Even with my extensive vocabulary of words, I can’t express how happy I was to receive that text. I had spent the previous few months working as a Snowboard Instructor, unsure if I would even have the chance to go to College given my less-than-phenomenal grades during my first year of high school. Yet there I stood, an enrolled College student. Take that high school self-esteem!
The Wait Is On
Despite my initial excitement, I spent the next few months in a state of anxiety. I wondered if I had somehow been the victim of a fluke or fudge in the admissions. Not only was Creighton my top choice, but it was also my reach school. Given my ACT scores and the fact that I had gone to two high schools, I didn’t think Creighton would accept me. Over the next few months, I received numerous rejection letters from comparable universities. I failed to qualify for Gonzaga, Seattle University, Sonoma State, Chico State, or a dozen others. Not even Fordham University, my grandfather and brother’s alma mater, had a place for me.
How I Knew Creighton Was the One
Even though I had indeed been accepted into Creighton, I didn’t think I would be able to afford it. I had decided to try to get into Chico State — who cited inconsistencies in my Canadian grades as the reason for my rejection — and was even drafting an appeal letter.

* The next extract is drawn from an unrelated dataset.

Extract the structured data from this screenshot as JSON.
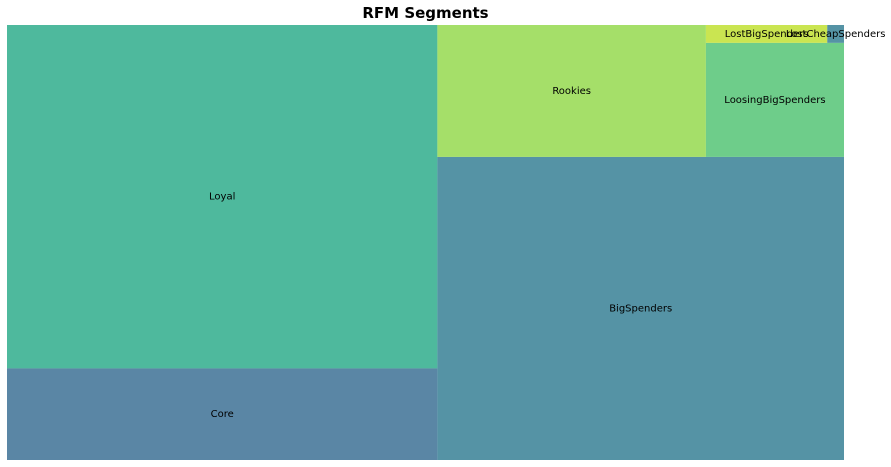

Just as I was finishing it up, my Dad called me to inform me of the financial aid package I had received from Creighton, an amount so tempting that not even going to a California State school (which I had residency for) would have been cheaper. I remember sitting around a campfire that night with some friends, during my phase of being a barefoot, shirtless, hair-down-to-my-shoulders mountain man (with such finely crafted colloquialisms that included the words “gnar” and “bra”) and wondering how I had come into such good fortune.
Right up until my first day of move-in, I was expecting someone to call to tell me that they had made a mistake. That there was some other Patrick Keaveny they had sent the wrong letter to, and that I wasn’t supposed to be there. Alas, no call ever came, and after I had said goodbye to my parents, I knew for certain that I was meant to be here.
Four Years Later
Now here I sit, four years after that campfire, my hair shorter, my arms buffer, my mind larger, and my experiences more well-versed (my feet remain barefoot however). And yet, I feel surprisingly… unfulfilled.
Don’t get me wrong, I’ve had some wonderful experiences. I lived with some of the best friends I could have asked for. I gained self-confidence in myself, my skills, and my intelligence. I grew as a person and had unique experiences. I got to explore my interests as well as stray outside my familiar comfort zones and find exciting new interests. On top of that, I had some of the most challenging classes with some of the most personal and inspiring teachers I have ever met.
Yet things aren’t the way they should be. I can’t really explain how I know this, but I know. Deep down, I know that something is wrong, something happened, or more accurately, didn’t happen in these last four years, and I walk into the real world a little cynical of my College experience.
If anything, I have learned that the journey isn’t over for me. There is something missing, something I have yet to find, something that didn’t happen in College that I hope will happen after. I don’t know what said thing is, all I know is that I have yet to be fulfilled. I have yet to settle down and am not sure if I will settle down for awhile. I have too much fire in me to let the end of college be the end of the best years of my life.
For me, the journey is far from over. Four years later, and the journey is just beginning.
Who knows where I’ll be four years later?